When I put a break point after the read excel tool, I get (in the results) a two columns table, the first one with Row No. and the second with the rows in my excel file. So it looks like the file is red properly...
Help!
Thanks,
Barthélémy

Answers

  • colo
    colo New Altair Community Member
    Hi Barthélémy,

    you have to tell the "Process Documents from Data" operator which attribute shall be treated as text. Usually if you use the similar operators for files or documents this is clear. The document or file body is used as text, but if you have an example set there are many attributes that can potentially contain the text. You have to set this before the processing starts (even if you only have one single attribute). To do so, use the "Nominal to text" operator after "Read Excel". The attribute with type text is then used as document content for the processing inside the following operator.

    Best regards
    Matthias
  • barthos
    barthos New Altair Community Member
    Fantastic!
    Thanks a lot Mathias, you make me gain about two days of work !
    I'd like to offer you a beer. I'm in paris, what about you?
    Thanks again,
    Barthélémy
  • mrfabrittzio
    mrfabrittzio New Altair Community Member

    You sir are brilliant, thx so much!

  • laurahajnalka
    laurahajnalka New Altair Community Member

    Dear Matthias,

     

    I have a similar problem, but not the same.

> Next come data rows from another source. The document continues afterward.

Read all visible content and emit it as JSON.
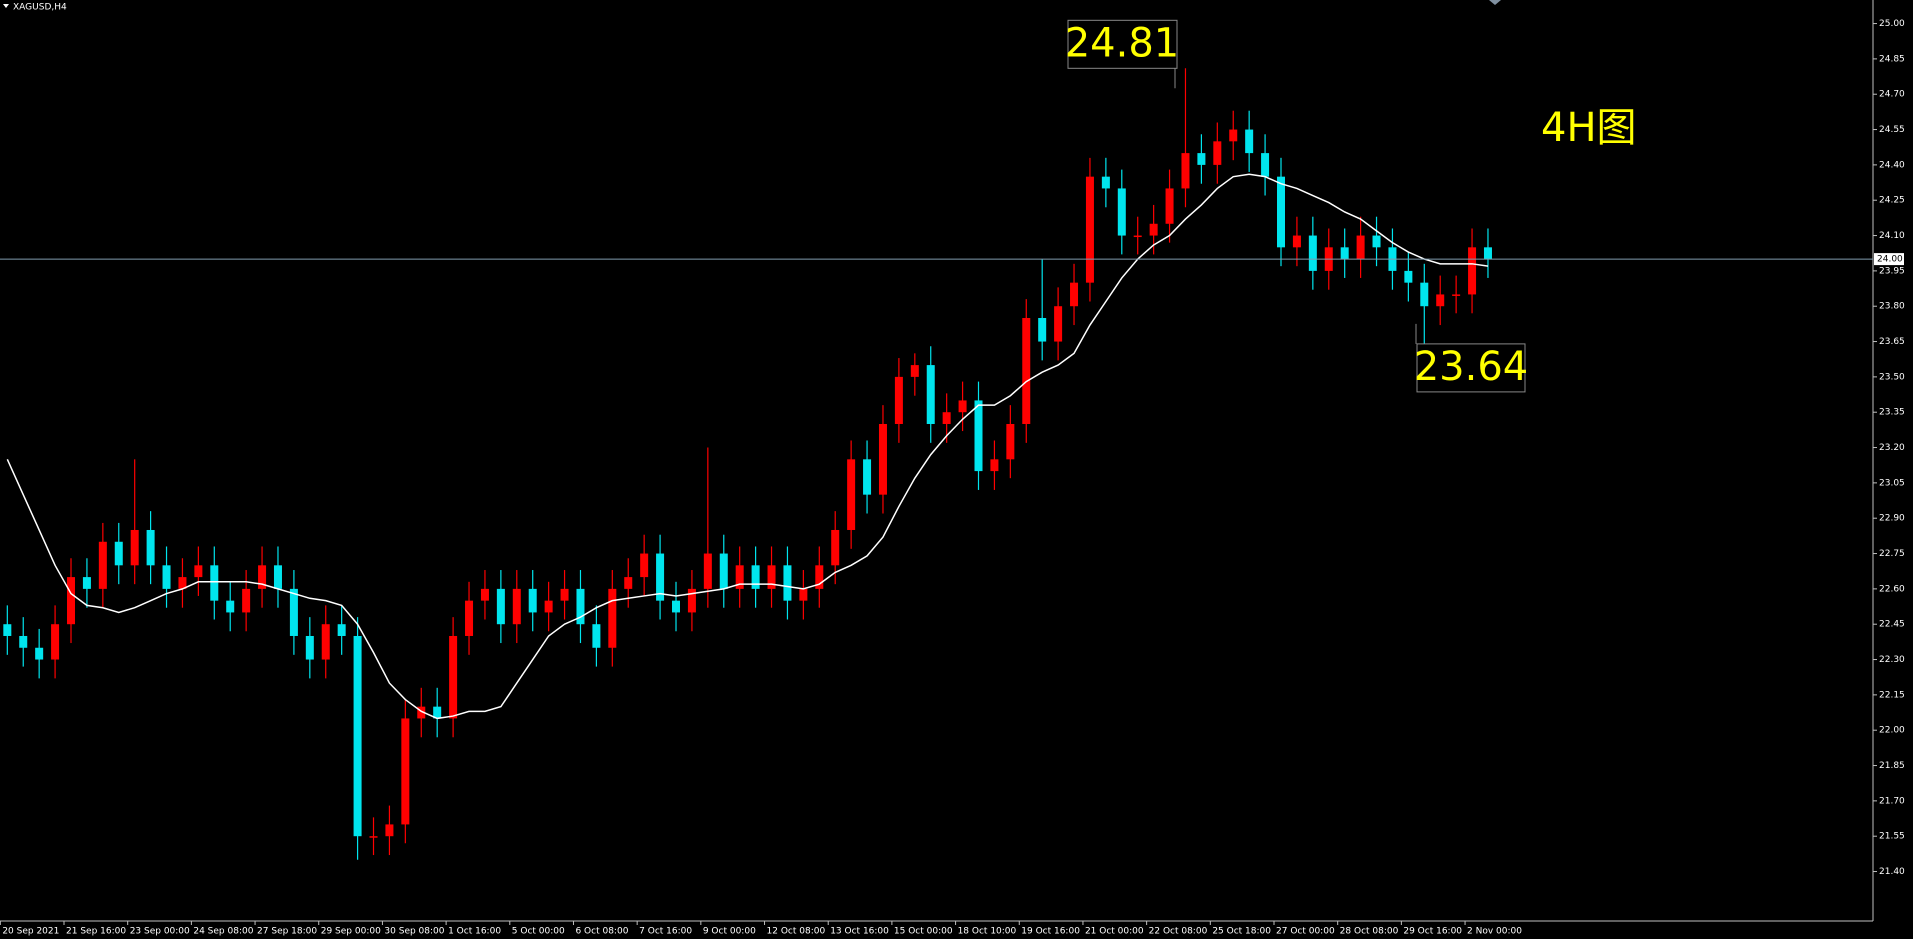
{
  "chart_data": {
    "type": "candlestick",
    "title": "XAGUSD,H4",
    "annotation": "4H图",
    "categories": [
      "20 Sep 2021",
      null,
      null,
      null,
      "21 Sep 16:00",
      null,
      null,
      null,
      "23 Sep 00:00",
      null,
      null,
      null,
      "24 Sep 08:00",
      null,
      null,
      null,
      "27 Sep 18:00",
      null,
      null,
      null,
      "29 Sep 00:00",
      null,
      null,
      null,
      "30 Sep 08:00",
      null,
      null,
      null,
      "1 Oct 16:00",
      null,
      null,
      null,
      "5 Oct 00:00",
      null,
      null,
      null,
      "6 Oct 08:00",
      null,
      null,
      null,
      "7 Oct 16:00",
      null,
      null,
      null,
      "9 Oct 00:00",
      null,
      null,
      null,
      "12 Oct 08:00",
      null,
      null,
      null,
      "13 Oct 16:00",
      null,
      null,
      null,
      "15 Oct 00:00",
      null,
      null,
      null,
      "18 Oct 10:00",
      null,
      null,
      null,
      "19 Oct 16:00",
      null,
      null,
      null,
      "21 Oct 00:00",
      null,
      null,
      null,
      "22 Oct 08:00",
      null,
      null,
      null,
      "25 Oct 18:00",
      null,
      null,
      null,
      "27 Oct 00:00",
      null,
      null,
      null,
      "28 Oct 08:00",
      null,
      null,
      null,
      "29 Oct 16:00",
      null,
      null,
      null,
      "2 Nov 00:00",
      null
    ],
    "open": [
      22.45,
      22.4,
      22.35,
      22.3,
      22.45,
      22.65,
      22.6,
      22.8,
      22.7,
      22.85,
      22.7,
      22.6,
      22.65,
      22.7,
      22.55,
      22.5,
      22.6,
      22.7,
      22.6,
      22.4,
      22.3,
      22.45,
      22.4,
      21.55,
      21.55,
      21.6,
      22.05,
      22.1,
      22.05,
      22.4,
      22.55,
      22.6,
      22.45,
      22.6,
      22.5,
      22.55,
      22.6,
      22.45,
      22.35,
      22.6,
      22.65,
      22.75,
      22.55,
      22.5,
      22.6,
      22.75,
      22.6,
      22.7,
      22.6,
      22.7,
      22.55,
      22.6,
      22.7,
      22.85,
      23.15,
      23.0,
      23.3,
      23.5,
      23.55,
      23.3,
      23.35,
      23.4,
      23.1,
      23.15,
      23.3,
      23.75,
      23.65,
      23.8,
      23.9,
      24.35,
      24.3,
      24.1,
      24.1,
      24.15,
      24.3,
      24.45,
      24.4,
      24.5,
      24.55,
      24.45,
      24.35,
      24.05,
      24.1,
      23.95,
      24.05,
      24.0,
      24.1,
      24.05,
      23.95,
      23.9,
      23.8,
      23.85,
      23.85,
      24.05
    ],
    "high": [
      22.53,
      22.48,
      22.43,
      22.53,
      22.73,
      22.73,
      22.88,
      22.88,
      23.15,
      22.93,
      22.78,
      22.73,
      22.78,
      22.78,
      22.63,
      22.68,
      22.78,
      22.78,
      22.68,
      22.48,
      22.53,
      22.53,
      22.48,
      21.63,
      21.68,
      22.13,
      22.18,
      22.18,
      22.48,
      22.63,
      22.68,
      22.68,
      22.68,
      22.68,
      22.63,
      22.68,
      22.68,
      22.53,
      22.68,
      22.73,
      22.83,
      22.83,
      22.63,
      22.68,
      23.2,
      22.83,
      22.78,
      22.78,
      22.78,
      22.78,
      22.68,
      22.78,
      22.93,
      23.23,
      23.23,
      23.38,
      23.58,
      23.6,
      23.63,
      23.43,
      23.48,
      23.48,
      23.23,
      23.38,
      23.83,
      24.0,
      23.88,
      23.98,
      24.43,
      24.43,
      24.38,
      24.18,
      24.23,
      24.38,
      24.81,
      24.53,
      24.58,
      24.63,
      24.63,
      24.53,
      24.43,
      24.18,
      24.18,
      24.13,
      24.13,
      24.18,
      24.18,
      24.13,
      24.03,
      23.98,
      23.93,
      23.93,
      24.13,
      24.13
    ],
    "low": [
      22.32,
      22.27,
      22.22,
      22.22,
      22.37,
      22.52,
      22.52,
      22.62,
      22.62,
      22.62,
      22.52,
      22.52,
      22.57,
      22.47,
      22.42,
      22.42,
      22.52,
      22.52,
      22.32,
      22.22,
      22.22,
      22.32,
      21.45,
      21.47,
      21.47,
      21.52,
      21.97,
      21.97,
      21.97,
      22.32,
      22.47,
      22.37,
      22.37,
      22.42,
      22.42,
      22.47,
      22.37,
      22.27,
      22.27,
      22.52,
      22.57,
      22.47,
      22.42,
      22.42,
      22.52,
      22.52,
      22.52,
      22.52,
      22.52,
      22.47,
      22.47,
      22.52,
      22.62,
      22.77,
      22.92,
      22.92,
      23.22,
      23.42,
      23.22,
      23.22,
      23.27,
      23.02,
      23.02,
      23.07,
      23.22,
      23.57,
      23.57,
      23.72,
      23.82,
      24.22,
      24.02,
      24.02,
      24.02,
      24.07,
      24.22,
      24.32,
      24.32,
      24.42,
      24.37,
      24.27,
      23.97,
      23.97,
      23.87,
      23.87,
      23.92,
      23.92,
      23.97,
      23.87,
      23.82,
      23.64,
      23.72,
      23.77,
      23.77,
      23.92
    ],
    "close": [
      22.4,
      22.35,
      22.3,
      22.45,
      22.65,
      22.6,
      22.8,
      22.7,
      22.85,
      22.7,
      22.6,
      22.65,
      22.7,
      22.55,
      22.5,
      22.6,
      22.7,
      22.6,
      22.4,
      22.3,
      22.45,
      22.4,
      21.55,
      21.55,
      21.6,
      22.05,
      22.1,
      22.05,
      22.4,
      22.55,
      22.6,
      22.45,
      22.6,
      22.5,
      22.55,
      22.6,
      22.45,
      22.35,
      22.6,
      22.65,
      22.75,
      22.55,
      22.5,
      22.6,
      22.75,
      22.6,
      22.7,
      22.6,
      22.7,
      22.55,
      22.6,
      22.7,
      22.85,
      23.15,
      23.0,
      23.3,
      23.5,
      23.55,
      23.3,
      23.35,
      23.4,
      23.1,
      23.15,
      23.3,
      23.75,
      23.65,
      23.8,
      23.9,
      24.35,
      24.3,
      24.1,
      24.1,
      24.15,
      24.3,
      24.45,
      24.4,
      24.5,
      24.55,
      24.45,
      24.35,
      24.05,
      24.1,
      23.95,
      24.05,
      24.0,
      24.1,
      24.05,
      23.95,
      23.9,
      23.8,
      23.85,
      23.85,
      24.05,
      24.0
    ],
    "bull_color": "#ff0000",
    "bear_color": "#00e5ee",
    "ma": {
      "color": "#ffffff",
      "values": [
        23.15,
        23.0,
        22.85,
        22.7,
        22.58,
        22.53,
        22.52,
        22.5,
        22.52,
        22.55,
        22.58,
        22.6,
        22.63,
        22.63,
        22.63,
        22.63,
        22.62,
        22.6,
        22.58,
        22.56,
        22.55,
        22.53,
        22.45,
        22.33,
        22.2,
        22.13,
        22.08,
        22.05,
        22.06,
        22.08,
        22.08,
        22.1,
        22.2,
        22.3,
        22.4,
        22.45,
        22.48,
        22.52,
        22.55,
        22.56,
        22.57,
        22.58,
        22.57,
        22.58,
        22.59,
        22.6,
        22.62,
        22.62,
        22.62,
        22.61,
        22.6,
        22.62,
        22.67,
        22.7,
        22.74,
        22.82,
        22.95,
        23.07,
        23.17,
        23.25,
        23.32,
        23.38,
        23.38,
        23.42,
        23.48,
        23.52,
        23.55,
        23.6,
        23.72,
        23.82,
        23.92,
        24.0,
        24.06,
        24.1,
        24.17,
        24.23,
        24.3,
        24.35,
        24.36,
        24.35,
        24.32,
        24.3,
        24.27,
        24.24,
        24.2,
        24.17,
        24.12,
        24.07,
        24.03,
        24.0,
        23.98,
        23.98,
        23.98,
        23.97
      ]
    },
    "current_price": {
      "value": 24,
      "label": "24.00"
    },
    "price_line_color": "#7f9cae",
    "high_label": 24.81,
    "low_label": 23.64,
    "label_color": "#ffff00",
    "ylim": [
      21.19,
      25.1
    ],
    "yticks": [
      {
        "value": 21.4,
        "label": "21.40"
      },
      {
        "value": 21.55,
        "label": "21.55"
      },
      {
        "value": 21.7,
        "label": "21.70"
      },
      {
        "value": 21.85,
        "label": "21.85"
      },
      {
        "value": 22,
        "label": "22.00"
      },
      {
        "value": 22.15,
        "label": "22.15"
      },
      {
        "value": 22.3,
        "label": "22.30"
      },
      {
        "value": 22.45,
        "label": "22.45"
      },
      {
        "value": 22.6,
        "label": "22.60"
      },
      {
        "value": 22.75,
        "label": "22.75"
      },
      {
        "value": 22.9,
        "label": "22.90"
      },
      {
        "value": 23.05,
        "label": "23.05"
      },
      {
        "value": 23.2,
        "label": "23.20"
      },
      {
        "value": 23.35,
        "label": "23.35"
      },
      {
        "value": 23.5,
        "label": "23.50"
      },
      {
        "value": 23.65,
        "label": "23.65"
      },
      {
        "value": 23.8,
        "label": "23.80"
      },
      {
        "value": 23.95,
        "label": "23.95"
      },
      {
        "value": 24.1,
        "label": "24.10"
      },
      {
        "value": 24.25,
        "label": "24.25"
      },
      {
        "value": 24.4,
        "label": "24.40"
      },
      {
        "value": 24.55,
        "label": "24.55"
      },
      {
        "value": 24.7,
        "label": "24.70"
      },
      {
        "value": 24.85,
        "label": "24.85"
      },
      {
        "value": 25,
        "label": "25.00"
      }
    ]
  }
}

I have csv files with two columns. One contains words of a document, the other contains the occurrence of the words. I would like to filter the rows I do not need for my model.  I used the "Nominal to text" operator, but I still can not filter the stopwords, because the "Process Documents from Data" operator seems to not working. Whatever I put inside, the result is going to be 0 lines. What can I do?

     

    Thank you in advance!

    Laura